First off, this is not the healthiest option out there but it is unrealistically delicious. You’re going to need to get those fish fillets ready and if you don’t have a technique for that just write me and I can give you mine. Now I like to take the fillets and soak them in buttermilk overnight with some fresh ground pepper and some paprika.
The next day I pat them dry and dredge them through an egg wash then dip them in panko. Regular breadcrumbs will work and I have even tried cornflakes before when we were out camping and didn’t bring even flour but had some cereal and it turned out pretty good. Just put them in a zipper bag and smash them. Back to where I was…If you don’t have any of that a nice dredge though some flour or cornmeal will work wonders too. Just experiment and let me know your thoughts.
Now, you’re going to need to get a pan with some oil in it ready. I use cast iron because I like the flavor but my grandma used one of those ceramic coated dutch ovens on her stove. Use a high temp oil like vegetable, Olive oil can start to burn if you get it too hot. Aim for between 350-375 and you will be just right. You will want enough in the pan to submerge more than half the fillet.

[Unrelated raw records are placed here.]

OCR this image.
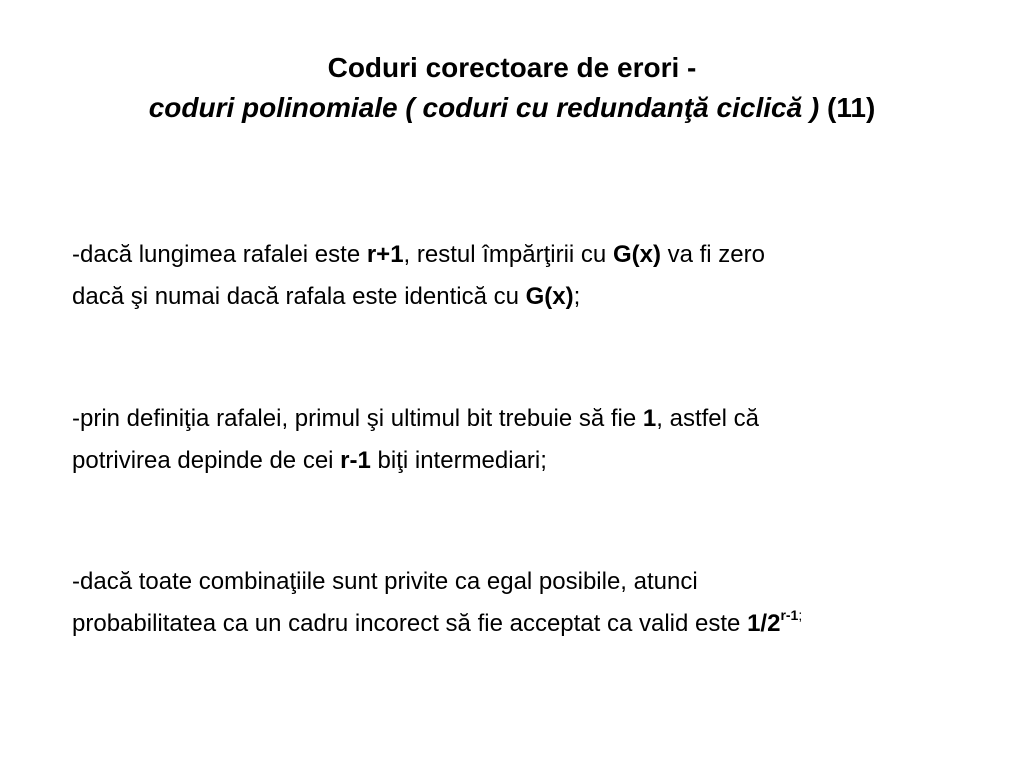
Coduri corectoare de erori -
coduri polinomiale ( coduri cu redundanţă ciclică ) (11)
-dacă lungimea rafalei este r+1, restul împărţirii cu G(x) va fi zero
dacă şi numai dacă rafala este identică cu G(x);
-prin definiţia rafalei, primul şi ultimul bit trebuie să fie 1, astfel că
potrivirea depinde de cei r-1 biţi intermediari;
-dacă toate combinaţiile sunt privite ca egal posibile, atunci
probabilitatea ca un cadru incorect să fie acceptat ca valid este $1/2^{r-1;}$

Now just drop her in there and watch it. Your only going to need 2-3 minutes before it gets golden brown on the edges and it’s time to turn it over. Just give it a flip! Now just another 2 minutes and it should be ready to rest on a plate that is covered in some paper towels to drain off the excess oil.
I like mine with some tartar sauce (I put a blog about that one later) but you may just want a squeeze of lemon and a little hot sauce. You have no idea what you’re in for.

Upscale Sole

If your looking for something lighter here is another take.
Just get a pan on medium heat with some EVOO in it to coat the bottom. Give the fillet a little dredge of flour and set it in there. Again, 3-5 minutes depending on your stove and pan then give it a flip.
Add any spices you want. I stick with smoked paprika, salt, and pepper. When your done frying them all up just right, set them on a plate for a moment and take the heat down by half. Throw in a half stick of butter and some S&P. let it meltdown then you squeeze in a half of a lemon and let that heat up just shy of browning.
Serve that fish on a plate with a drizzle of lemon butter and you’re going to wish you had never thrown one back.
Let me know if you have any other recipes that work well for you.